Injectable contraceptives linked to increased breast cancer risk

An injectable form of progestin-only birth control has been found to double the risk of breast cancer in young women after just a year or more of use, a new study suggests.

According to the researchers, this is the first large-scale U.S. study to examine the link between depo-medroxyprogesterone acetate (DMPA) and an increased risk of breast cancer.  DMPA is the main component in the branded progestin-only contraceptive Depo-Prevara.

The contraceptive contains the same type of progestin used in a certain kind of menopausal hormone-therapy regimen that uses both estrogen and progestin to treat the symptoms of menopause.  A clinical study of the regimen by the Women’s Health Initiative revealed an increased breast cancer risk in the postmenopausal women who utilized the therapy.

These findings were what prompted the researchers to study DMPA specifically.

“We know that women who use DMPA - it works by providing a high enough level of progestin that confers contraception for a long period of time,” said Dr. Christopher Li, a breast cancer epidemiologist at the Fred Hutchinson Cancer Research Center in Seattle, Wash., and the lead author of the study.  “Other studies have implicated progestin as potentially harmful for the body.  Such a sustained incidence of progestin could increase this risk.”

Li and his team conducted a case controlled study of 1,028 women aged 20 to 44 in the Seattle area who had been diagnosed with breast cancer.  After gathering information about their birth control methods, the researchers then compared this group to another group of similarly aged women who had no history of breast cancer.

The research spanned over a five-year period and ultimately concluded that the women who had used DMPA for at least 12 months had a 2.2-fold increased risk of breast cancer.  It also found that those who used DMPA for less than a year or who had stopped using it more than a year ago did not have an increased risk – meaning a discontinuation of use could help prevent women from contracting breast cancer.

While studies of this kind have been conducted in other countries around the world – such as Kenya, Thailand, Mexico and Costa Rica – Li said the results were somewhat distinct due to the differences in how women use contraceptives in less-developed nations.

“There have been other studies conducted in other countries, but the way this contraception is used in developing countries is much different,” Li said.  “In the U.S., this contraception is primarily used by women who have never been pregnant, but in other countries it is used by women who have been pregnant to prevent further pregnancy.

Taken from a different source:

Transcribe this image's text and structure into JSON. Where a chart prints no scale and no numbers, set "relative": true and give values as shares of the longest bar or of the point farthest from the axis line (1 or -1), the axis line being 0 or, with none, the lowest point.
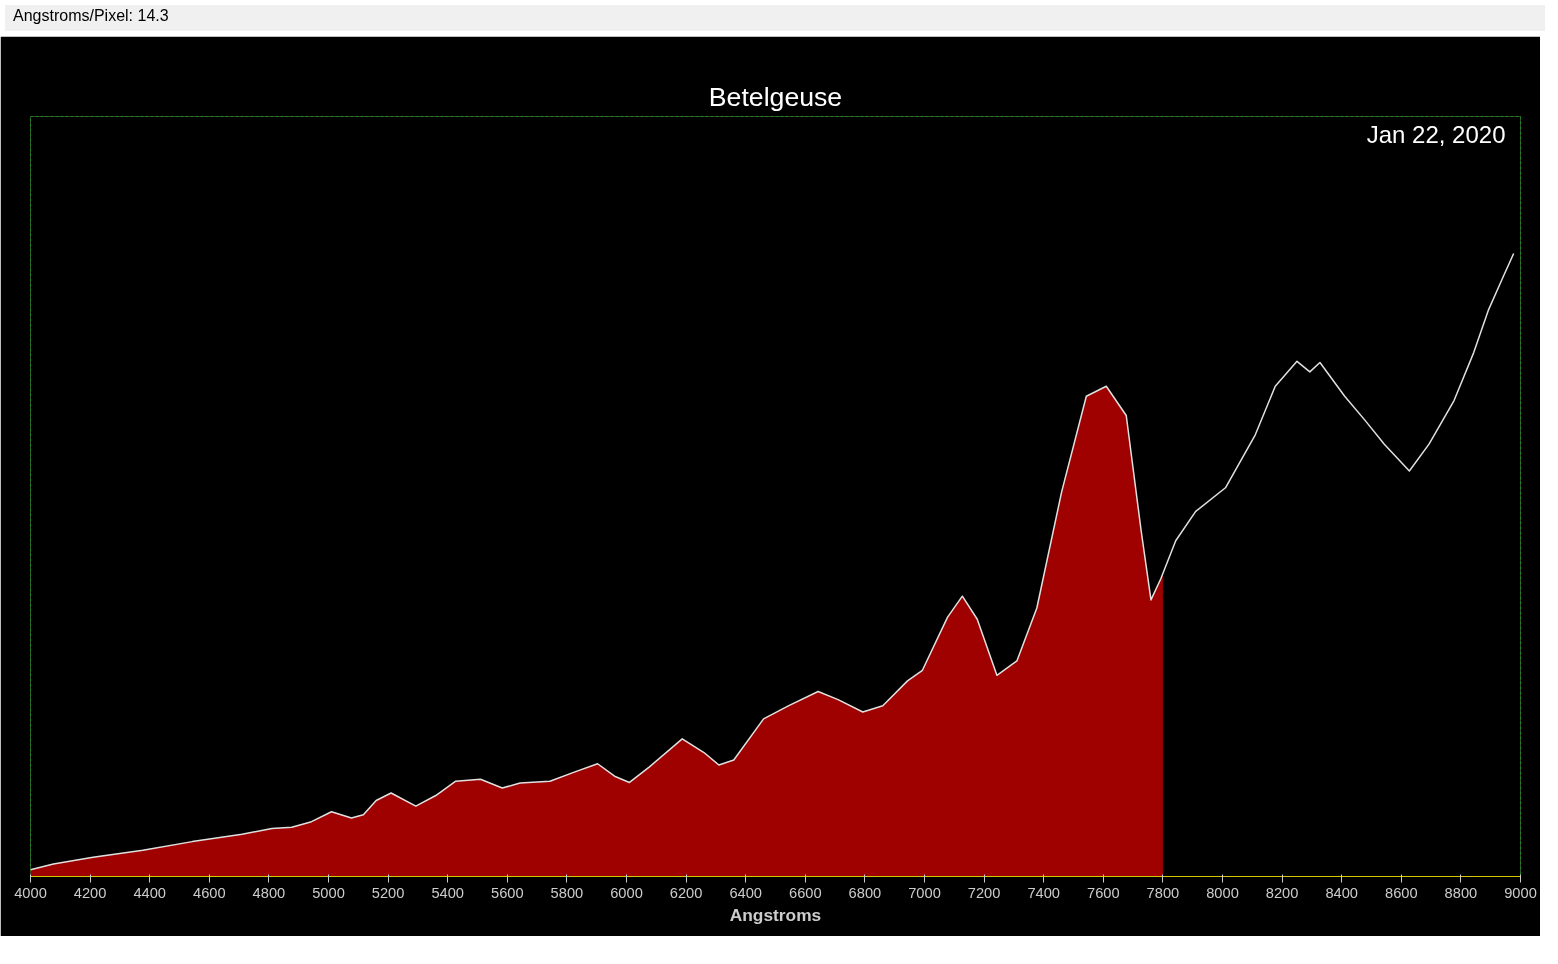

“The breast tissue is more susceptible to potential carcinogens before women have their first pregnancy, so that’s why these results are different from what we see in other countries.”

Because of the discrepancy in findings, Li noted that people should put these results into context.  But, he also said it’s important for women to know what they’re putting in their bodies.

“Breast cancer is a rare disease among young women,” Li said.  “This doubling of a risk - it probably has little impact on the disease burden overall.  But the main thing is that women need to have conversations with their doctors to understand what should be the right contraception.”

The study is published online ahead of the April 15 print issue of Cancer Research.